Monday, however, will never be forgotten for her buzzer-beating heroics against Armstrong Atlantic State in Savannah during the 1995-96 season. With the score tied at 74, Augusta State had the ball with 0.9 seconds left in the game. Barnhart called a timeout to set up one final play.
"Coach asked who wanted to take the shot," Monday said. "And of course, I wanted to be the one who shot it."
Guard Hayley Lystlund inbounded the ball in front of Augusta's bench as Monday came off a triple-screen at the top of the key. Monday caught the ball, turned to face the basket and heaved up an 18-footer.
"I saw No. 62, this big ole' white girl running at me," Monday said. "I just put up the shot."
"The shot was a bit short," Barnhart recalled. "It hit the front rim, skipped, hit the back rim and went up in the air. It came down through and we won the game. You always remember those kind of games."

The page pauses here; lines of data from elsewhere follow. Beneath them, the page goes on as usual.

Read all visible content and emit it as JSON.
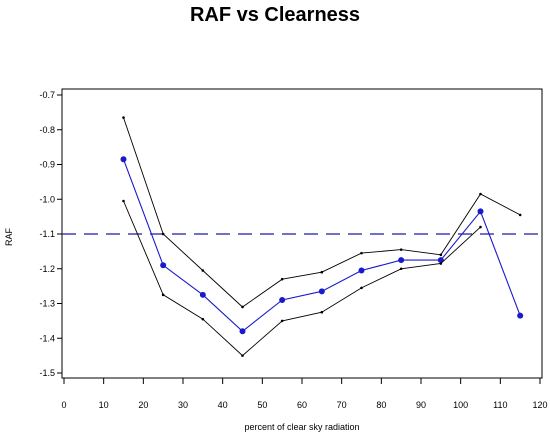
{
  "chart_data": {
    "type": "line",
    "title": "RAF vs Clearness",
    "xlabel": "percent of clear sky radiation",
    "ylabel": "RAF",
    "xlim": [
      0,
      120
    ],
    "ylim": [
      -1.5,
      -0.7
    ],
    "x_ticks": [
      0,
      10,
      20,
      30,
      40,
      50,
      60,
      70,
      80,
      90,
      100,
      110,
      120
    ],
    "x_tick_labels": [
      "0",
      "10",
      "20",
      "30",
      "40",
      "50",
      "60",
      "70",
      "80",
      "90",
      "100",
      "110",
      "120"
    ],
    "y_ticks": [
      -0.7,
      -0.8,
      -0.9,
      -1.0,
      -1.1,
      -1.2,
      -1.3,
      -1.4,
      -1.5
    ],
    "y_tick_labels": [
      "-0.7",
      "-0.8",
      "-0.9",
      "-1.0",
      "-1.1",
      "-1.2",
      "-1.3",
      "-1.4",
      "-1.5"
    ],
    "grid": false,
    "reference_line": {
      "y": -1.1,
      "style": "dashed",
      "color": "#1a1aa6"
    },
    "series": [
      {
        "role": "upper",
        "color": "#000000",
        "x": [
          15,
          25,
          35,
          45,
          55,
          65,
          75,
          85,
          95,
          105,
          115
        ],
        "values": [
          -0.765,
          -1.1,
          -1.205,
          -1.31,
          -1.23,
          -1.21,
          -1.155,
          -1.145,
          -1.16,
          -0.985,
          -1.045
        ]
      },
      {
        "role": "mean",
        "color": "#1a1acc",
        "x": [
          15,
          25,
          35,
          45,
          55,
          65,
          75,
          85,
          95,
          105,
          115
        ],
        "values": [
          -0.885,
          -1.19,
          -1.275,
          -1.38,
          -1.29,
          -1.265,
          -1.205,
          -1.175,
          -1.175,
          -1.035,
          -1.335
        ]
      },
      {
        "role": "lower",
        "color": "#000000",
        "x": [
          15,
          25,
          35,
          45,
          55,
          65,
          75,
          85,
          95,
          105
        ],
        "values": [
          -1.005,
          -1.275,
          -1.345,
          -1.45,
          -1.35,
          -1.325,
          -1.255,
          -1.2,
          -1.185,
          -1.08
        ]
      }
    ]
  }
}
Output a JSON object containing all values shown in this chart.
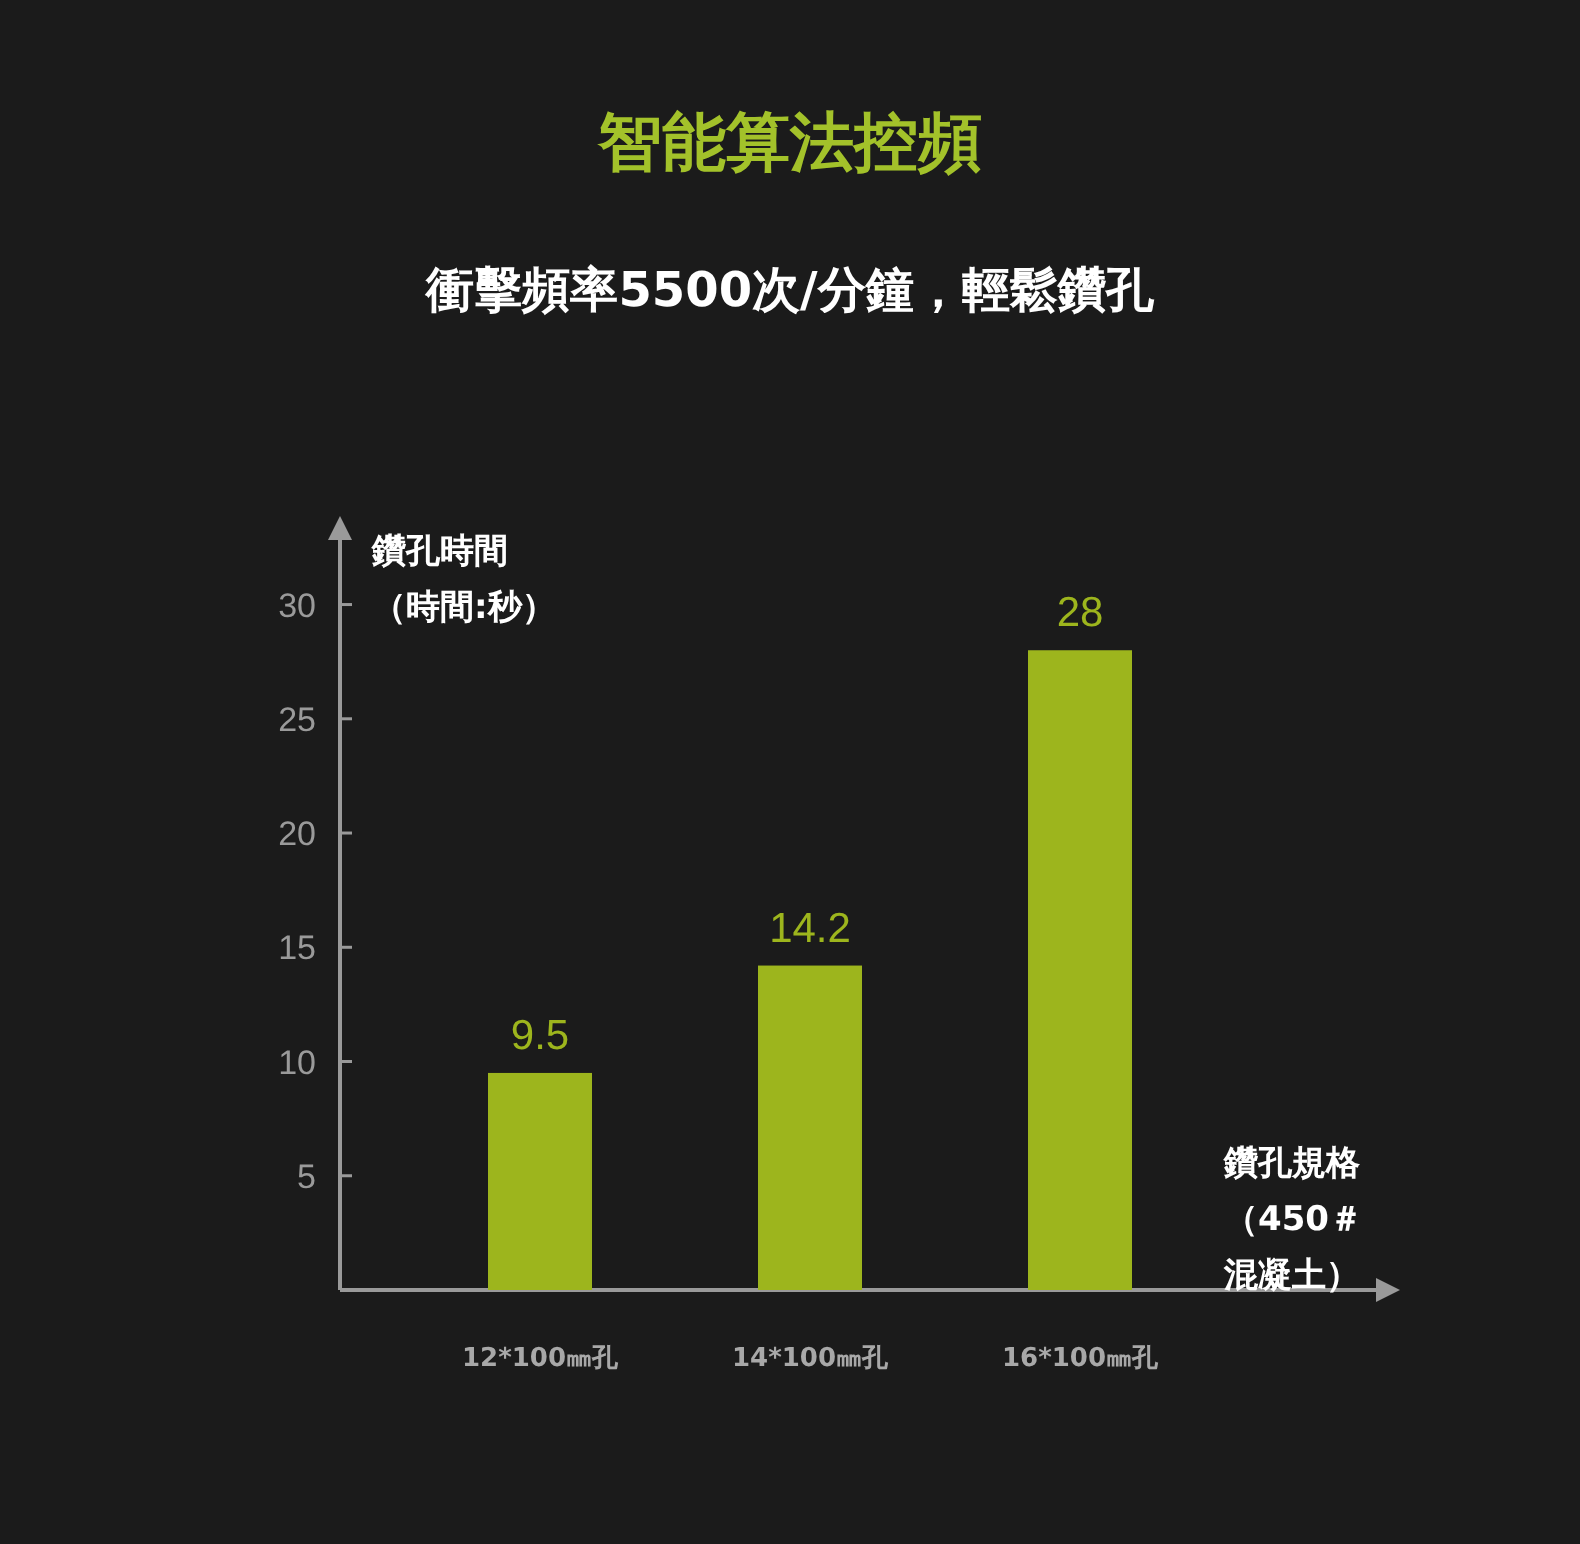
{
  "chart_data": {
    "type": "bar",
    "title": "智能算法控頻",
    "subtitle": "衝擊頻率5500次/分鐘，輕鬆鑽孔",
    "ylabel": "鑽孔時間（時間:秒）",
    "xlabel": "鑽孔規格（450＃混凝土）",
    "categories": [
      "12*100㎜孔",
      "14*100㎜孔",
      "16*100㎜孔"
    ],
    "values": [
      9.5,
      14.2,
      28
    ],
    "color": "#9db51d",
    "ylim": [
      0,
      33
    ],
    "yticks": [
      5,
      10,
      15,
      20,
      25,
      30
    ],
    "data_labels": true,
    "grid": false
  }
}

Barnhart remembers, and now dreads the future without Monday.
"Now my problem is to find somebody who will come out and give us those 20 points a night she gave us."
Augusta State carries a 17-9 record (9-7 PBAC) into today's 6:30 p.m. game against Kennesaw State. In other women's games today, Francis Marion battles North Florida at noon; Georgia College & State University goes up against Clayton State at 2 p.m.; and Columbus State plays Armstrong Atlantic in the 8:30 nightcap.